Option 3: Signed postings ("modified UTXO")
Value is held as signed postings: an immutable, signed amount of one
asset owned by one account, with a lifecycle
(Active → PendingInactive → Inactive). A transfer consumes
postings and creates postings; a posting may be negative (an
"offset position") to represent an overdraft.
Pros:
- Good, because it keeps full history and is auditable by replaying the
transfer log; balances are projections over
Active postings and
are never stored.
- Good, because conservation is enforced directly:
sum(consumed) == sum(created) per asset on every committed transfer
(validate_and_plan, ConservationViolation).
- Good, because it is multi-asset by construction (a posting names its
asset).
- Good, because there is no hot balance row: different postings of the
same account can be touched independently, enabling UTXO-style
concurrency and future sharding.
- Good, because overdraft is just a negative posting, bounded by account
policy (
NoOverdraft, CappedOverdraft { floor },
UncappedOverdraft, and so on).
Cons:
- Bad, because a balance is computed (sum over
Active postings), not
read: a read cost the store must support efficiently.

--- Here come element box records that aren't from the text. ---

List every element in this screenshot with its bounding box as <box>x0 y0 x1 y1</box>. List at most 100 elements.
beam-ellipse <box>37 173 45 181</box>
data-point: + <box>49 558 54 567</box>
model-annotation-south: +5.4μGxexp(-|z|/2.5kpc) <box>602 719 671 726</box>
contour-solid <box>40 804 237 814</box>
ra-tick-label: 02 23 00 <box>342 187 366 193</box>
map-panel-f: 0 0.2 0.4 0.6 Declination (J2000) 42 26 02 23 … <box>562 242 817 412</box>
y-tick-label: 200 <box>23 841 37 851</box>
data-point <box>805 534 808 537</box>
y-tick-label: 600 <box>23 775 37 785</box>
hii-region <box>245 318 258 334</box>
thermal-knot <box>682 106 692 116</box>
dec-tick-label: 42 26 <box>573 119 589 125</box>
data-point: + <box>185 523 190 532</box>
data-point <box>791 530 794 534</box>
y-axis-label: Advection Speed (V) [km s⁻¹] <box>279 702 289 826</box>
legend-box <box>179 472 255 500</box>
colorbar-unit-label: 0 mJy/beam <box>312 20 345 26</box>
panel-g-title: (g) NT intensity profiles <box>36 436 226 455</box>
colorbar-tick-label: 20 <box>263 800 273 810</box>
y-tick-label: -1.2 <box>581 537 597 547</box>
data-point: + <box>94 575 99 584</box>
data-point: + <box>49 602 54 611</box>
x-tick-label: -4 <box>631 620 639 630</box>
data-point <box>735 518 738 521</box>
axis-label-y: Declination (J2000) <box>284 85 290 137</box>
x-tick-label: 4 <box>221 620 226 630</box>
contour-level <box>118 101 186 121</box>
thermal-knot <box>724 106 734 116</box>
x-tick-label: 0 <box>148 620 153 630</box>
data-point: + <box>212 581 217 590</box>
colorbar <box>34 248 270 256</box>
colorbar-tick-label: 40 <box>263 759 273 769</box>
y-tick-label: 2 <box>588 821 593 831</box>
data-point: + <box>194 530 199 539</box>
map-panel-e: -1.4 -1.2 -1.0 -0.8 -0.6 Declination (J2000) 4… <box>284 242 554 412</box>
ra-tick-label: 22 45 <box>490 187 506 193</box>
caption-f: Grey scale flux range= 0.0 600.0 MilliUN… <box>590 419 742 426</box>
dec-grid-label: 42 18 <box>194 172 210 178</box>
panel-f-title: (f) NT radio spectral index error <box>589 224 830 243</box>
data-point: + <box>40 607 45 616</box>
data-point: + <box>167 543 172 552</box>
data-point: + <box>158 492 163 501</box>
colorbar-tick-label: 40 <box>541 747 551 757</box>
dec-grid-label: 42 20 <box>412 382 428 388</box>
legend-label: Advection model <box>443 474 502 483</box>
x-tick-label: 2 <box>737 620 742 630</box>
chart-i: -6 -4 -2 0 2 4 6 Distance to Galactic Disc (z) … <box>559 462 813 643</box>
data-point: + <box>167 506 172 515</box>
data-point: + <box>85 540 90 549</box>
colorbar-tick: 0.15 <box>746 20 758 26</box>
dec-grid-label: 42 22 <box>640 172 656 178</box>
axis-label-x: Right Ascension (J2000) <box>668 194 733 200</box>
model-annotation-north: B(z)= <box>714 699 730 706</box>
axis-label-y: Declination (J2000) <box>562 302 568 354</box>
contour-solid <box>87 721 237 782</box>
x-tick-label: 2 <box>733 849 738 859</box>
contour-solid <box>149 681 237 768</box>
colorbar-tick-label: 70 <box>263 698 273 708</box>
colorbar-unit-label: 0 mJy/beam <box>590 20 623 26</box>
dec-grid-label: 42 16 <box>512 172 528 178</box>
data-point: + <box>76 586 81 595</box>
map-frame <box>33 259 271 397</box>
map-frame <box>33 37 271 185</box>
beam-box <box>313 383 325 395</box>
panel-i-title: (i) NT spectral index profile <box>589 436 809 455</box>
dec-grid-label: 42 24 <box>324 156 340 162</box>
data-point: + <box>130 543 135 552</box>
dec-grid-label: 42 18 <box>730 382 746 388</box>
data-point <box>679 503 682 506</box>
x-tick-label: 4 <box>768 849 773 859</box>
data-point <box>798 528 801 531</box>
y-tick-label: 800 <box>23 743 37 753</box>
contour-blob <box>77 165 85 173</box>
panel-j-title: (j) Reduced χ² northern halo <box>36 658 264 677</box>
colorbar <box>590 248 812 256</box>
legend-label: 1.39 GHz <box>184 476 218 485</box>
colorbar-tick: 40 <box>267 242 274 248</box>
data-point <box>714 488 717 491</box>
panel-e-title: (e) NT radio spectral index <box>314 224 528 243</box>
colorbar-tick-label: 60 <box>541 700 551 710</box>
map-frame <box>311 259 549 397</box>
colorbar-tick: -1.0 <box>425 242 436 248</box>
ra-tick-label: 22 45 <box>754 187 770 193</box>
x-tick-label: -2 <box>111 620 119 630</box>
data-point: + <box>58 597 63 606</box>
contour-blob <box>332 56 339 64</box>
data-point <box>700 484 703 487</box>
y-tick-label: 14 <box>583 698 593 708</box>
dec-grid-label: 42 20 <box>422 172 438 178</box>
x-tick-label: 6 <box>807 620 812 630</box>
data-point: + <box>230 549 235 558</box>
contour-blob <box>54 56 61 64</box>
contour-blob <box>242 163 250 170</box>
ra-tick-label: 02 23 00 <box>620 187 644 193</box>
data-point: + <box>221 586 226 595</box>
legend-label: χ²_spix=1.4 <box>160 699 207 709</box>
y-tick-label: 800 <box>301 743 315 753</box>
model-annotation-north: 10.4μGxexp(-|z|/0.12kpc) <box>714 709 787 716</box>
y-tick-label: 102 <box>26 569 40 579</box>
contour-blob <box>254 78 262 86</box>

- Bad, because the word posting (a noun: a value fragment) collides
with the accounting verb "to post", a documented source of confusion.
- Bad, because spending requires posting selection and change-making
(greedy largest-first), machinery a mutable-balance model would not
need.
Decision Outcome
Chosen option: Option 3, signed postings ("modified UTXO"), because
it is the only option that delivers auditability, a hot-row-free
concurrency model, and natural overdraft, while making per-asset
conservation a structural, checkable invariant. The "modification" over
classic UTXO is precisely that postings may be negative (offset
positions) and there is no scripting layer.
Positive Consequences
- The transfer log (
TransferStore of EnvelopeRecords) is the
append-only source of truth; balances are derived, so they cannot
silently diverge.
- Double-entry safety is enforced in the pure core and testable with
golden vectors, independent of any storage backend.
- The posting lifecycle (Active/PendingInactive/Inactive) gives the saga
a place to reserve inputs without mutating balances. See ADR-0002 and
ADR-0003.
Negative Consequences
- Balance queries sum over
Active postings; the store indexes
(owner, asset, status) to keep this cheap, and all such arithmetic
is done in Rust with checked operations (never in SQL).
- Posting selection / change-making is required on the spend path.
- Terminology must be taught: see
accounting-mapping.md for the
classical-accounting to Kuatia mapping and the noun/verb caveat.